New Directions presents Kassel concurrently with Vila-Matas's A Brief History of Portable Literature. Published in Spanish in 1985, A Brief History details the activities of a secret society called the Shandies, whose members, according to Vila-Matas, included Marcel Duchamp, Georgia O'Keeffe and Aleister Crowley. This time, the stories are made up but the names are real, and the book's taxonomical framework lends the fiction authenticity – even when, say, the Shandies are spending a week cloistered in a disused submarine, formerly repurposed, coincidentally enough, as a Chinese restaurant.

The primary subject of Vila-Matas's novels has long been literature itself, and both books obsess over themes of authorship, storytelling, representation and the interplay between fiction and "real life." He often narrates his novels via a proxy of himself; Kassel, of the titles available in English, can be most explicitly linked to its author, though various elements of his biography align with the storylines of previous work. (Like the narrator of Never Any End to Paris, for example, Vila-Matas spent his artistically formative years in France.)

Vila-Matas's writing is also notable for its mandate to "seek the new." "Some of us reject the repetition of what has been done before," rails the narrator of Kassel. "We loathe […] the realist who thinks the task of the writer is to reproduce, copy, imitate reality, as if, in its chaotic evolution, its monstrous complexity, reality could be trapped and narrated." Instead of adhering to events as they occurred, the world of a Vila-Matas novel, whether reimagining history or populating his pages with its ghosts, is informed and interpreted by fiction. As the narrator of Kassel, for example, strolls around the German town in search of "doors opening to a new world," he becomes convinced that "he [was] inside someone else's novel, in this case, a book by Robert Walser."

Walser also turns up in A Brief History, as do Walter Benjamin and Kafka. But, again, the books offer counterpoints: While these figures haunt Kassel's contemporary scenes, in A Brief History, their own lives are recast through the Shandian lens. Jacques Rigaut, a French dadaist so obsessed with suicide that it became his life's work, appears as a foundational figure among the Shandies – biography intact. Yet upon his suicide, which the society considers a perfect work of art, Vila-Matas attributes a few words of warning to Blaise Cendrars: "There would be nothing worse than killing yourself and making a fool of yourself and, to top it all off, not even knowing you'd done that."

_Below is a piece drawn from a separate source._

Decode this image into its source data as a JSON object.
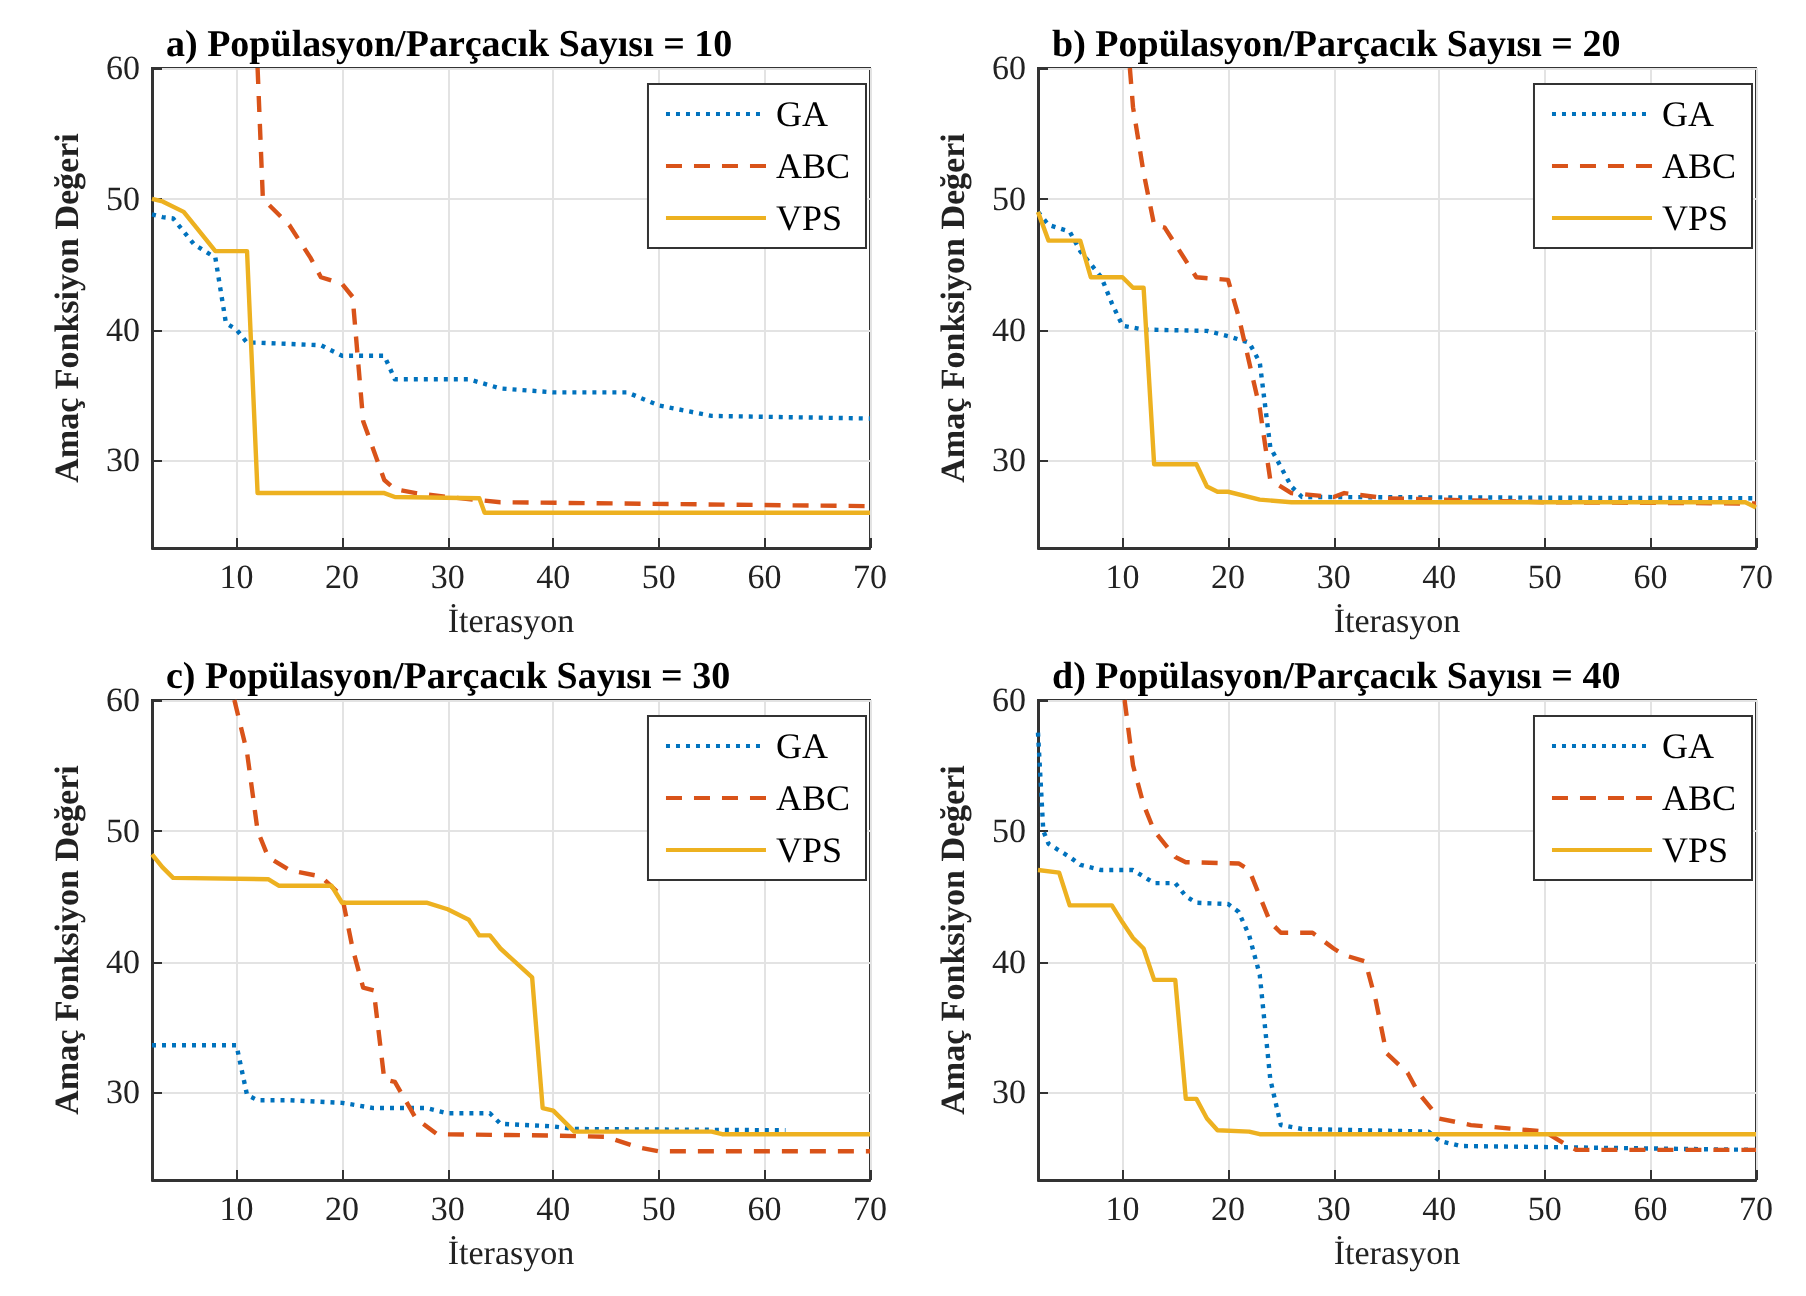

Vila-Matas is a remarkable ironist, a skill he deploys throughout Kassel and A Brief History as sly humour, but also as a destabilization technique to create nebulous, discomfiting spaces in the text. Portable literature, for instance, is never really defined, offered in one instance as a miniature art installation literally lugged around in a suitcase, and elsewhere as an abstract category of lifestyle and aesthetic. In Kassel the art world turns alternately pretentious and bewildering. The narrator rides a lot of buses aimlessly around town, attends performances and installations he doesn't understand and when one of the festival organizers explains, in baffling language, an exhibition by the South African artist William Kentridge, he wonders, "What did she mean? Had she memorized and recited this speech for me? Did she herself understand what she was saying?"

Like the work of Vos, both The Illogic of Kassel and A Brief History of Portable Literature are, essentially, masquerades. They each parody a recognizable form with incongruous content and explore the uncanny valley between the invented and the "real." It's a shame that among the various art-happenings detailed in Kassel that Vila-Matas never writes about that fake project; Vos would have made a great Shandy, too. Though I suppose I'm being unfair: While the wax museum described above bears a resemblance to work by Guillaume Bijl and Iris Haeussler, no such installation ever happened at Documenta, or anywhere else, because the artist doesn't exist. I made her up.